Depois de conquistar os brasileiros que vivem nos Estados Unidos com o pequi premium, o empresário goiano Roberto Leandro Rodrigues de Araújo agora aposta em outro símbolo da culinária regional: a pamonha goiana. Morando nos EUA há quase 26 anos, ele se tornou um dos responsáveis por levar sabores típicos de Goiás para o exterior por meio da empresa Brazilian Fruits, criada há cinco anos ao lado da irmã, Fábia Tatiana Rodrigues de Araújo, e do cunhado.
A novidade surgiu após a repercussão do sucesso do pequi nos Estados Unidos. Segundo Roberto, a procura pelo produto abriu portas para novas oportunidades. “Surgiu a proposta e a oportunidade devido à mídia depois do pequi. O pessoal da Pamonharia Oeste entrou em contato comigo, entendeu? E a gente já tinha uma visão pra isso também aqui”, contou.
O empresário explicou que, após as primeiras conversas, a irmã visitou a fábrica em Goiás para conhecer melhor o produto. “Minha irmã foi lá, fez uma visita pra eles, experimentou o produto. A gente já conhecia, né, porque vai sempre em Goiânia. E aí foi de onde iniciou o pontapé pra trazer a primeira remessa”, disse.
Receptividade em solo americano
A aceitação da pamonha surpreendeu até mesmo os empresários. Roberto revelou que a primeira carga foi pequena, justamente pela incerteza sobre a receptividade do público norte-americano. “A primeira que nós trouxemos teve uma reação muito grande. O pessoal de Goiás correu atrás, experimentou e começou um fala para o outro, um comunica com o outro. Foi uma saída bem rápida”, destacou.
O sucesso foi tão grande que a empresa já está na quarta remessa do produto. Além dos brasileiros, a iguaria típica goiana também começou a conquistar outros públicos. “A gente está agregando ela no mercado brasileiro, mas também para latinos. Os hispanos gostam também desse produto, que é feito de milho. O deles é diferente, mas é parecido com a nossa pamonha”, explicou.

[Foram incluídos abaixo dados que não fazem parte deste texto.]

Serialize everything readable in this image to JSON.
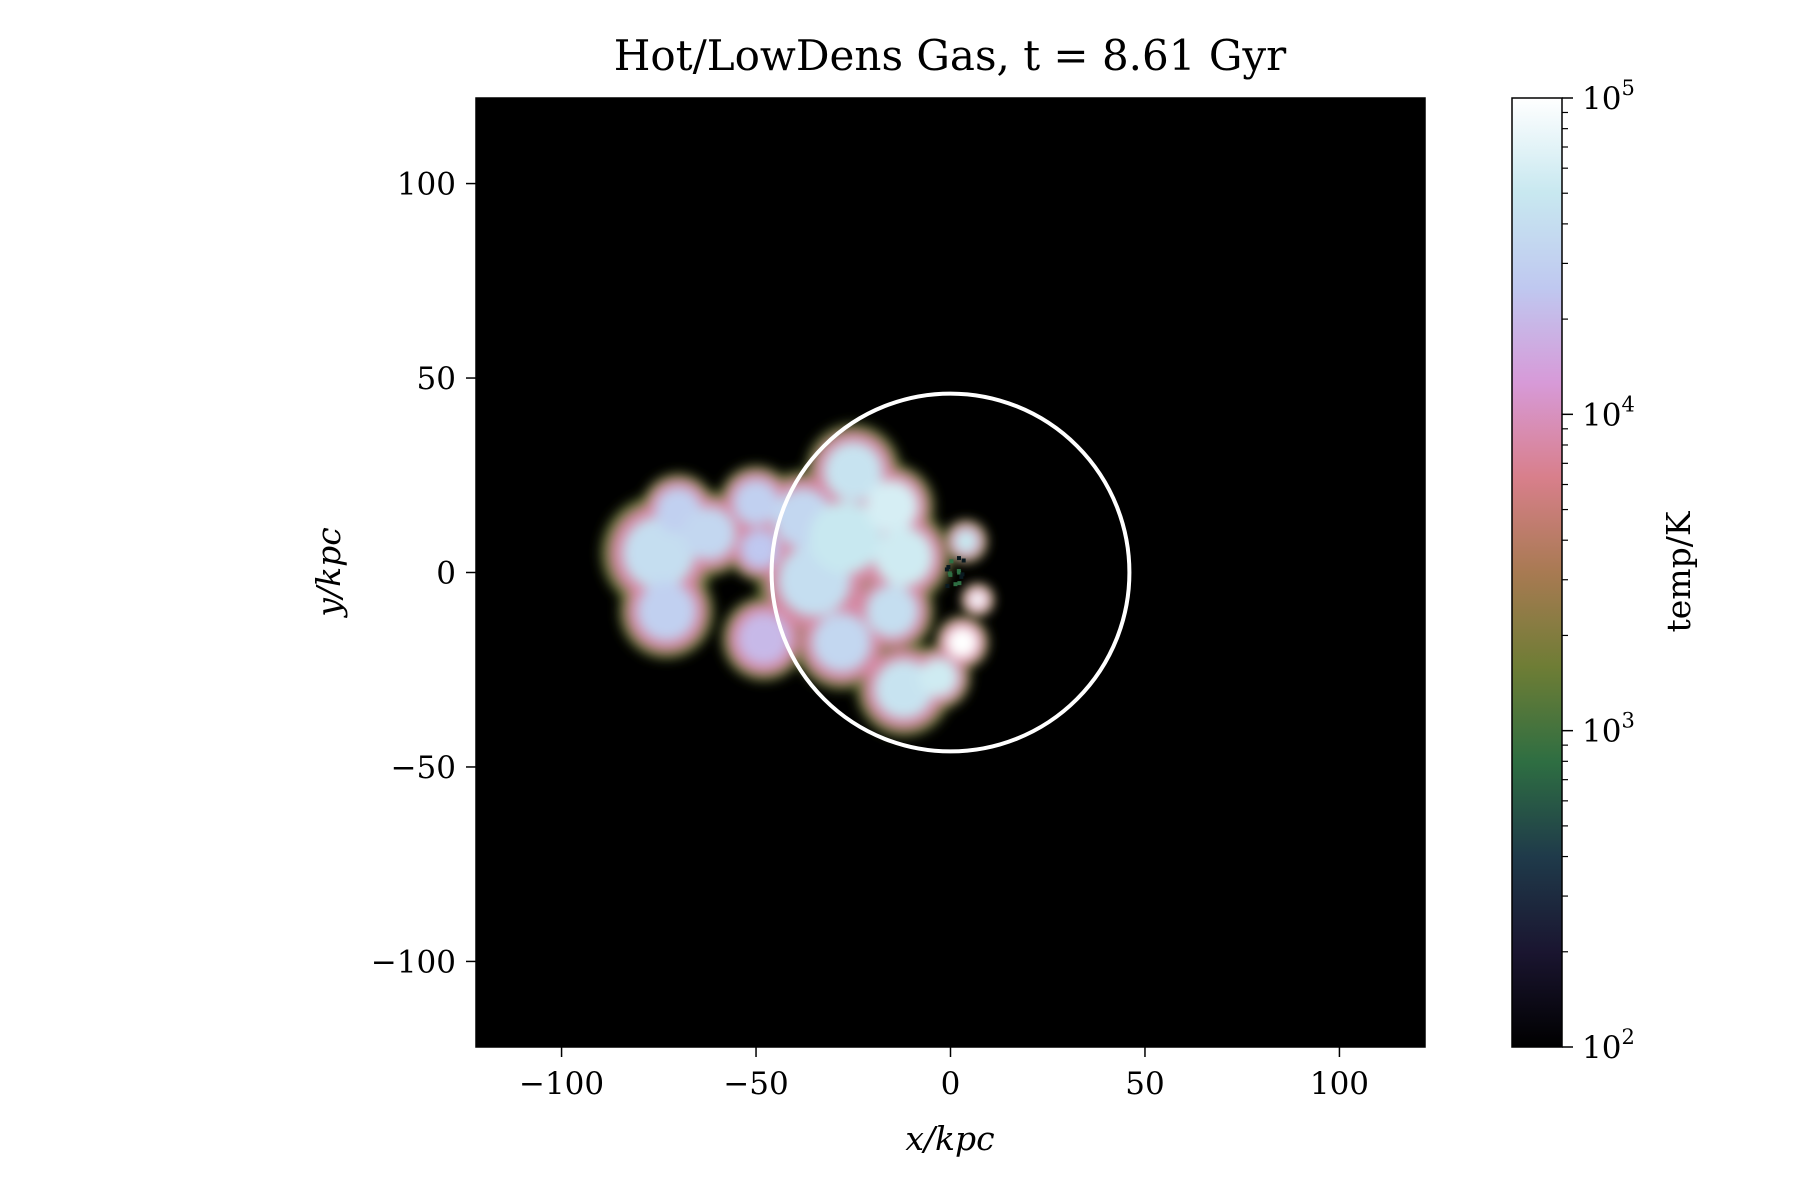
{
  "chart_data": {
    "type": "heatmap",
    "title": "Hot/LowDens Gas, t = 8.61 Gyr",
    "xlabel": "x/kpc",
    "ylabel": "y/kpc",
    "xlim": [
      -122,
      122
    ],
    "ylim": [
      -122,
      122
    ],
    "x_ticks": [
      -100,
      -50,
      0,
      50,
      100
    ],
    "y_ticks": [
      -100,
      -50,
      0,
      50,
      100
    ],
    "x_tick_labels": [
      "−100",
      "−50",
      "0",
      "50",
      "100"
    ],
    "y_tick_labels": [
      "−100",
      "−50",
      "0",
      "50",
      "100"
    ],
    "background_color": "#000000",
    "circle": {
      "center": [
        0,
        0
      ],
      "radius": 46,
      "color": "#ffffff"
    },
    "colorbar": {
      "label": "temp/K",
      "scale": "log",
      "range": [
        100,
        100000
      ],
      "tick_values": [
        100,
        1000,
        10000,
        100000
      ],
      "tick_labels": [
        {
          "base": "10",
          "exp": "2"
        },
        {
          "base": "10",
          "exp": "3"
        },
        {
          "base": "10",
          "exp": "4"
        },
        {
          "base": "10",
          "exp": "5"
        }
      ],
      "colormap": [
        "#000000",
        "#1a1530",
        "#1f3a4a",
        "#2e6e42",
        "#6e7d35",
        "#a87a52",
        "#d87f8b",
        "#d79ad8",
        "#bfc8f0",
        "#c8e8f0",
        "#ffffff"
      ]
    },
    "gas_clumps": [
      {
        "x": -75,
        "y": 5,
        "r": 11,
        "temp": 40000
      },
      {
        "x": -70,
        "y": 16,
        "r": 7,
        "temp": 30000
      },
      {
        "x": -62,
        "y": 10,
        "r": 8,
        "temp": 35000
      },
      {
        "x": -73,
        "y": -10,
        "r": 9,
        "temp": 30000
      },
      {
        "x": -50,
        "y": 18,
        "r": 7,
        "temp": 30000
      },
      {
        "x": -49,
        "y": 6,
        "r": 6,
        "temp": 25000
      },
      {
        "x": -48,
        "y": -17,
        "r": 8,
        "temp": 20000
      },
      {
        "x": -38,
        "y": 14,
        "r": 9,
        "temp": 35000
      },
      {
        "x": -35,
        "y": -2,
        "r": 11,
        "temp": 40000
      },
      {
        "x": -25,
        "y": 26,
        "r": 9,
        "temp": 45000
      },
      {
        "x": -27,
        "y": 9,
        "r": 11,
        "temp": 50000
      },
      {
        "x": -15,
        "y": 17,
        "r": 8,
        "temp": 60000
      },
      {
        "x": -12,
        "y": 4,
        "r": 9,
        "temp": 55000
      },
      {
        "x": -28,
        "y": -18,
        "r": 9,
        "temp": 35000
      },
      {
        "x": -15,
        "y": -10,
        "r": 8,
        "temp": 40000
      },
      {
        "x": 4,
        "y": 8,
        "r": 4,
        "temp": 50000
      },
      {
        "x": -12,
        "y": -30,
        "r": 9,
        "temp": 45000
      },
      {
        "x": -3,
        "y": -27,
        "r": 6,
        "temp": 55000
      },
      {
        "x": 3,
        "y": -18,
        "r": 5,
        "temp": 100000
      },
      {
        "x": 7,
        "y": -7,
        "r": 3,
        "temp": 90000
      }
    ]
  }
}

Segundo ele, até mesmo americanos têm aprovado a novidade. “Tem brasileiro que é casado com americano, que o americano também tem experimentado”, afirmou.
Da dificuldade à oportunidade
Roberto contou que nunca imaginou trabalhar levando produtos típicos brasileiros para fora do país. “Nunca imaginei que eu iria trabalhar nessa área de trazer produtos da região da gente aqui. Quando eu cheguei, era muito difícil achar alguma coisa brasileira. Independente do Estado, era difícil achar um produto brasileiro”, relembrou.
Com o passar dos anos, ele viu o mercado crescer junto com o fortalecimento das lojas brasileiras nos EUA. “As coisas foram modernizando, o pessoal foi começando a ter coragem para exportar as coisas brasileiras para cá. Aí o negócio foi dando certo”, disse.
Antes de entrar no ramo alimentício, Roberto trabalhou na construção civil. Depois, passou a atuar ao lado da irmã no segmento de exportação. “Ela já estava engrenada nesse esquema de exportação e me chamou para trabalhar com ela. Agora deu certo. Nós começamos com o pequi de Goiás, a guariroba, e agora a pamonha. Quem sabe mais algumas coisas produzidas em Goiás”, afirmou.
Para o empresário, o segredo do sucesso está na qualidade dos produtos oferecidos ao público. “Você tem que apresentar muito bem o produto e trabalhar com qualidade. Só do cliente ver, ele já entende que o produto realmente tem qualidade e aceitação no mercado. Isso é importante”, concluiu.